В надежде на помощь я умоляюще посмотрела на Даниеля.

– Слушай, Себастьян, – начал добрая душа Даниель, – а может...

Себастьян не дал ему договорить:

– Кстати, Захарову можно позвонить и завтра, Даниель. Хотя нет... Сделаем так – я сам ему позвоню. Хорошо? А вы с Надей еще успеете сходить в кино – в выходные сеансов много.

– А как же... – попыталась высказаться недоумевающая Надя.

– Идите, идите! – Себастьян словно оглох. – А я пока поработаю. Труд, как известно, облагораживает. Все, друзья мои, простите – расходимся.

Даниель бросил на меня сочувствующий взгляд незаметно для Себастьяна, пожал плечами и спросил:

– Тебя подвезти?

Изо всех сил стараясь не всхлипнуть и не моргнуть – слезы плескались у края ресниц, – я молча затрясла головой. Даниель тихонько вздохнул и укоризненно покосился на Себастьяна. Тот не заметил.

Даниель и Надя ушли кратчайшим путем через балкон, соединявший квартиры Себастьяна и Даниеля.
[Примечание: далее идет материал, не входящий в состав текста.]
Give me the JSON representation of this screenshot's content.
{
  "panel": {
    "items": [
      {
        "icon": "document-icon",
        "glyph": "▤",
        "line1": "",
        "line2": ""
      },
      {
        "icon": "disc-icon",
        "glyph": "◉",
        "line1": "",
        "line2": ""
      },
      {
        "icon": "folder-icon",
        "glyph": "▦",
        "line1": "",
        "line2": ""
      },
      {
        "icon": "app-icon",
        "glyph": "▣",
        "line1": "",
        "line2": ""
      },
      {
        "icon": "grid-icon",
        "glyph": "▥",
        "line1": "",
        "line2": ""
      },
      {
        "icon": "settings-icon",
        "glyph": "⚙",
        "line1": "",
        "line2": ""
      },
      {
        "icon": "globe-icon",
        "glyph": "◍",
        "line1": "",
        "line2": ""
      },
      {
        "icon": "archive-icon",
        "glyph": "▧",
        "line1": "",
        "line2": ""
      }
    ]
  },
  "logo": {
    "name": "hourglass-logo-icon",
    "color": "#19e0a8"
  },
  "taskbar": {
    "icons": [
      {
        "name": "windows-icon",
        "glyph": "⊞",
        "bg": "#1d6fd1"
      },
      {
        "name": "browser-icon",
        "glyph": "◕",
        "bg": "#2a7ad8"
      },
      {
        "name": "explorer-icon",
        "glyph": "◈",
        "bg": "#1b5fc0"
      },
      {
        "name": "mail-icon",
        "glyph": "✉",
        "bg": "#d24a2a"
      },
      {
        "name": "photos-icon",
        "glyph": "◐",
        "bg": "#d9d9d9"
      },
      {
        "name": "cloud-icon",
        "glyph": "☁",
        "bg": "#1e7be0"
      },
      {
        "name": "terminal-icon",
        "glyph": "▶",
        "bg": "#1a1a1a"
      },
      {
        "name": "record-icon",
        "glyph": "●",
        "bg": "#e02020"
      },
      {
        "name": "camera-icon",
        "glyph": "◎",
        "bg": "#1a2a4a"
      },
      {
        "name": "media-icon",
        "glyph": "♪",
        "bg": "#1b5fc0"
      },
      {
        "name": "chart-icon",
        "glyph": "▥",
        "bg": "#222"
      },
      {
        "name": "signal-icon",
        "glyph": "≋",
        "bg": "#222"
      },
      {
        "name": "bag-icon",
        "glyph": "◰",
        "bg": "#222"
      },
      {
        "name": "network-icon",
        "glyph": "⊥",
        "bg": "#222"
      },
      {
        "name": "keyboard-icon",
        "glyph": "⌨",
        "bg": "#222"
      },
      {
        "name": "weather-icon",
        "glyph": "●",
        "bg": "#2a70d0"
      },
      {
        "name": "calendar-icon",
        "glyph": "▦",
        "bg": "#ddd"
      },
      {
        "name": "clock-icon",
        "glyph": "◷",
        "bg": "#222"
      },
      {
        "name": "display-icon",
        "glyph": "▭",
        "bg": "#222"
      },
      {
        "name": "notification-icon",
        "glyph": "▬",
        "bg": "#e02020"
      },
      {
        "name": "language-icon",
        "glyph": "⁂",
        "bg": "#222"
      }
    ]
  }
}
Меня же радушный хозяин жилища, не утруждая себя лишними словами, со своей обычной очаровательной улыбкой проводил до двери.

Надежда услышать просьбу остаться или на худой конец фразу, аналогичную последнему вопросу Даниеля, была убита щелчком замка двери, захлопнувшейся за моей спиной.

Спотыкаясь на каждой ступеньке, я спустилась вниз и, выйдя на улицу, опустилась на низкий край чугунной решетки, ограждавшей газон, – отчасти оттого, что не было сил идти дальше, отчасти оттого, что мертвая надежда вдруг ожила и стала нашептывать мне утешительно: он побежит, побежит за тобой, догонит, вернет, скажет, что не прав...

Слезы пролились и высохли, а Себастьян так и не появился. Светлый летний вечер, весь пронизанный лучами заходящего солнца, словно золотыми нитями, небо, расписанное оранжевым по светло-синему, детский визг и смех и беготня во дворах – все, что обычно так радует сердце, теперь не в силах было вытащить меня из уныния, в которое я погружалась все глубже и глубже.

Проводив печальным и завистливым взглядом деловито прошмыгнувшую мимо трехцветную кошку, явно отправлявшуюся на любовное свидание, я встала с решетки, потирая отсиженные места (точнее, место было одно – именно то, на котором обычно сидят), и, еле волоча ноги, побрела в сторону метро.

Может быть, мне стало бы немного легче, если бы я могла понять смысл происходящего. Но, как ни мучилась я, как ни ломала голову, и так уже не слишком исправно функционирующую от всех сегодняшних огорчений, внятных объяснений поведению Себастьяна не находилось.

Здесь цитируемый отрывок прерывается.